The most common adverse reactions to Bijuva were similar to other combined menopausal hormone therapy products on the market and included breast tenderness, headache, vaginal bleeding, vaginal discharge and pelvic pain, Pinkerton said. No significant changes in cholesterol, blood sugar or clotting tests were observed, she said.
She noted that long-term use of estrogens alone or in combination with progestins increase the risk of breast cancer. Pinkerton recommended that women on estrogen alone or estrogen combined with either synthetic progestins or bioidentical progesterone undergo annual breast exams and mammograms for breast safety.
In clinical trials, Bijuva did not appear to increase the risk for uterine cancer, she said. All estrogen products contain a warning from the FDA on the potential risks of cardiovascular disorders, breast cancer, endometrial cancer and dementia, she noted.
“Many women in the past desiring bioidentical hormone therapy have used non-FDA approved compounded therapies which are neither FDA-monitored or -regulated with safety concerns due to the possibility of over or under dosing, presence of contaminants, adequate sterility, and the lack of testing about safety and efficacy,” Pinkerton said.

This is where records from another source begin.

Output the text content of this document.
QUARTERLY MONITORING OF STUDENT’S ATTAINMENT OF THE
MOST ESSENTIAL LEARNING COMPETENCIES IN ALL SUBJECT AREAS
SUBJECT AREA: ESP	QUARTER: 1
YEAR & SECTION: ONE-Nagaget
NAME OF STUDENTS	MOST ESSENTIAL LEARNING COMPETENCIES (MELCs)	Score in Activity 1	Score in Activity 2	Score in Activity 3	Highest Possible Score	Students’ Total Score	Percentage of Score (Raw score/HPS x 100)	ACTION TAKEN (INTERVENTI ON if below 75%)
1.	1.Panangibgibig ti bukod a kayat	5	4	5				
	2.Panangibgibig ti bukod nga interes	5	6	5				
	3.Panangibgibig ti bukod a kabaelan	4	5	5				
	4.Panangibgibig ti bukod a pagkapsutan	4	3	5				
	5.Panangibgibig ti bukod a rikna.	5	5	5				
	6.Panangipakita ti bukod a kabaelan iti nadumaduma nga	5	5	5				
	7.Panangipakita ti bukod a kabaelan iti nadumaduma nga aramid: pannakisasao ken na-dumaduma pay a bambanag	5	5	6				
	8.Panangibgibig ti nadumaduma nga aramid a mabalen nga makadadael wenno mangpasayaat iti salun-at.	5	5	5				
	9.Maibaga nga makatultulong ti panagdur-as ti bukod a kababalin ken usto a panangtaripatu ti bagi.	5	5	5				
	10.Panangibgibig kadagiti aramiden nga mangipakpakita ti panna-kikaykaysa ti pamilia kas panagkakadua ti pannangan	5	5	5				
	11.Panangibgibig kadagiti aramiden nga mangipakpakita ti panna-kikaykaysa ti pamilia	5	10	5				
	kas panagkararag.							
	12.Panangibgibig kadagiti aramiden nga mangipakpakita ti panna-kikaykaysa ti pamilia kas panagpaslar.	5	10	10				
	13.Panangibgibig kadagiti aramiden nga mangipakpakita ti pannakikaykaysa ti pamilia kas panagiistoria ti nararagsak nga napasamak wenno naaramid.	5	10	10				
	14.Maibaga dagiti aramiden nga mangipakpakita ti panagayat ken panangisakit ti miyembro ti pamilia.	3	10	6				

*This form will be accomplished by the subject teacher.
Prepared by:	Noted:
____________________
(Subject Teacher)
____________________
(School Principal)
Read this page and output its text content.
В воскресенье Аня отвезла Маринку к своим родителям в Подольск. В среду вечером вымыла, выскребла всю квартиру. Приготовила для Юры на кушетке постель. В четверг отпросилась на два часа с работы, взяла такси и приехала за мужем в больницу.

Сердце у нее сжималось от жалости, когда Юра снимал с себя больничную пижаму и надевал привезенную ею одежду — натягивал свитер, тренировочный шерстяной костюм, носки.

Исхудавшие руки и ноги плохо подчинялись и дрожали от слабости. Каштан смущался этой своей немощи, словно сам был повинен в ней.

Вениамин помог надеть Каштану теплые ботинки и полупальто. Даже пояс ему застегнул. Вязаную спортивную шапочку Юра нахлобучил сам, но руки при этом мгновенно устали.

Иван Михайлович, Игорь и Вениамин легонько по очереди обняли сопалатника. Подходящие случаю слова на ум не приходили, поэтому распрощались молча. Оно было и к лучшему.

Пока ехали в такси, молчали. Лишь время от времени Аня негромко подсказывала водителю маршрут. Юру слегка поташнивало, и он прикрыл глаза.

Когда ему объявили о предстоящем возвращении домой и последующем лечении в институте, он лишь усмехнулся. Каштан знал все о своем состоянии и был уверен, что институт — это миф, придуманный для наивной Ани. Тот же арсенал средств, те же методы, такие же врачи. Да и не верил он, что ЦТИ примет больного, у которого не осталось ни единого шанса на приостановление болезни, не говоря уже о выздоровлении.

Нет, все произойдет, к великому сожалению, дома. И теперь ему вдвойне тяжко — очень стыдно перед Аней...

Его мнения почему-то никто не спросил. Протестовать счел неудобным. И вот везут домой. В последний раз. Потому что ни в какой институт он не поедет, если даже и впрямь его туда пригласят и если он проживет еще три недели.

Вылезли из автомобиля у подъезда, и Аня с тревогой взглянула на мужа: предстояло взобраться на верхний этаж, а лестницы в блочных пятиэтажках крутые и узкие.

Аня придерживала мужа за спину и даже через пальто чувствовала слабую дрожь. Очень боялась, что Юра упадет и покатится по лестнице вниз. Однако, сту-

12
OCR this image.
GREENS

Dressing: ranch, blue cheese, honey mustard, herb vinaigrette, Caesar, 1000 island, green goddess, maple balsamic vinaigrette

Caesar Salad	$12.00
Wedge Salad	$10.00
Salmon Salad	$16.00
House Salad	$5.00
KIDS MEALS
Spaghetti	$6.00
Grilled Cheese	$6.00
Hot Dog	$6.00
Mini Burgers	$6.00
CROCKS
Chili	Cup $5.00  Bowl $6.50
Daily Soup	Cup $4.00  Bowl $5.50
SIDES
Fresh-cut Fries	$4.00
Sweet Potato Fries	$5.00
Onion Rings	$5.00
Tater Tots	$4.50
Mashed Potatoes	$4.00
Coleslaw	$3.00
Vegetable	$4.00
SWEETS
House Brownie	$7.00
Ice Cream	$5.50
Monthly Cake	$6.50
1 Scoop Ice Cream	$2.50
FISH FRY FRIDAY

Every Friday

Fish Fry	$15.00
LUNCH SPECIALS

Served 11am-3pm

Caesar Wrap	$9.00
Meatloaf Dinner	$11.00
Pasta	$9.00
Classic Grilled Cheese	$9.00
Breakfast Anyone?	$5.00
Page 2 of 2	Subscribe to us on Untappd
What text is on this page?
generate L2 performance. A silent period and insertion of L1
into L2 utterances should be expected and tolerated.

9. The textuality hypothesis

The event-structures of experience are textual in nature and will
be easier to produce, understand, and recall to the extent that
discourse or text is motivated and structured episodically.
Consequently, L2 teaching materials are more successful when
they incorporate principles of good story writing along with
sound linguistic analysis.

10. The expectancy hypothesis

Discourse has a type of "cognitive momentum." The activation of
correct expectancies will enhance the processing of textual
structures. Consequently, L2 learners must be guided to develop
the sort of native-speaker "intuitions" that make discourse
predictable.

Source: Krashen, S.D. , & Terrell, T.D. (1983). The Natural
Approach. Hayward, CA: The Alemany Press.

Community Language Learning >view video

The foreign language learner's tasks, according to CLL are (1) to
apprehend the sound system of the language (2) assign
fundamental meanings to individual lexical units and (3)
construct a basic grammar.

This novel combined estradiol/progesterone therapy gives women with a uterus seeking bioidentical hormone therapy a new safe and effective option to relieve hot flashes, she said.
Bijuva can be initiated in any symptomatic menopausal women who has been counseled about the pros and cons of hormone therapy, she said. – by Alaina Tedesco
Disclosure: Pinkerton reports no relevant financial disclosures.